Burt Holzhauser owns the Rising Sun Hunting Preserve in California, one of the West's best private-land pheasant hunting areas. He utilizes both Labs and English setters at his ranch.

"You have to have a dog," Holzhauser says. "You lose too many birds because you knock them down and won't be able to find them without a dog."

Some private hunting clubs provide dogs and handlers for an additional charge.

2. LEARN TO DRIVE BIRDS
Jeremy Eubank is a very successful hunting and fishing guide from eastern Washington. He likes to drive pheasants early in the season when hot, dry weather limits success for many hunters.

Eubank's technique works with or without dogs, although his Lab helps him bag even more birds. He will have one or more hunters take position at the top of a hill or ridge and wait. Then he pushes the birds to them by walking a slow zigzag pattern through brush and other cover.

Pheasants will often retreat uphill, running through the cover and then fly once the cover ends. That's where the other hunter should be stationed.

Eubank cautions hunters to avoid pushing pheasants downhill. They will often take off flying before they near the hunters waiting to ambush them.

3. HUNT NEAR WATER
Oredson, the manager of Denman Wildlife Area in southern Oregon, and Holzhauser -- whose Siskiyou County, Calif., ranch is rated as one of the best pheasant hunting destinations anywhere -- get chances to see pheasants under all types of weather conditions.

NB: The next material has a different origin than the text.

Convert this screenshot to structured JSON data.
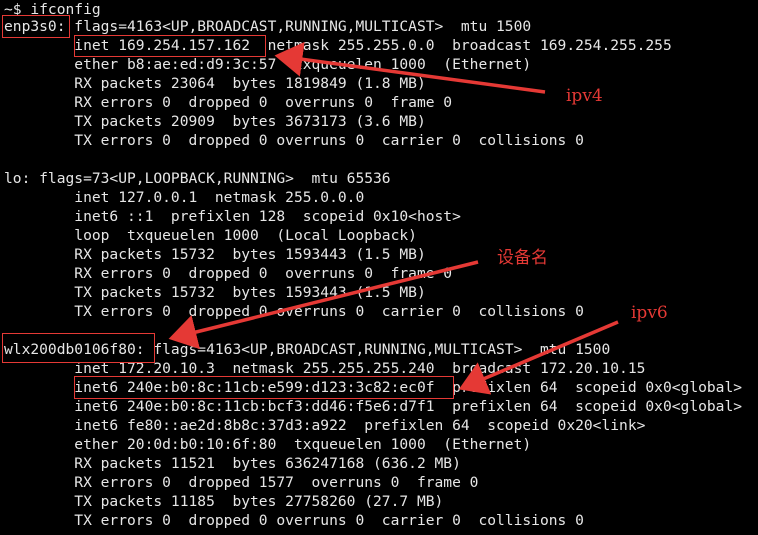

Early in the season and during dry weather patterns, pheasants will often hang out in areas with lots of water.

"They are going to be closer to the water holes," Holzhauser says of birds in dry weather. "They are going to be in the good cover."

Oredson agrees: "The birds will gravitate to streams and water holes during hot weather."

Also look for birds near other water sources, aside from with streams and ponds -- such as faucets, irrigation canals, livestock watering containers, pump houses and irrigation equipment.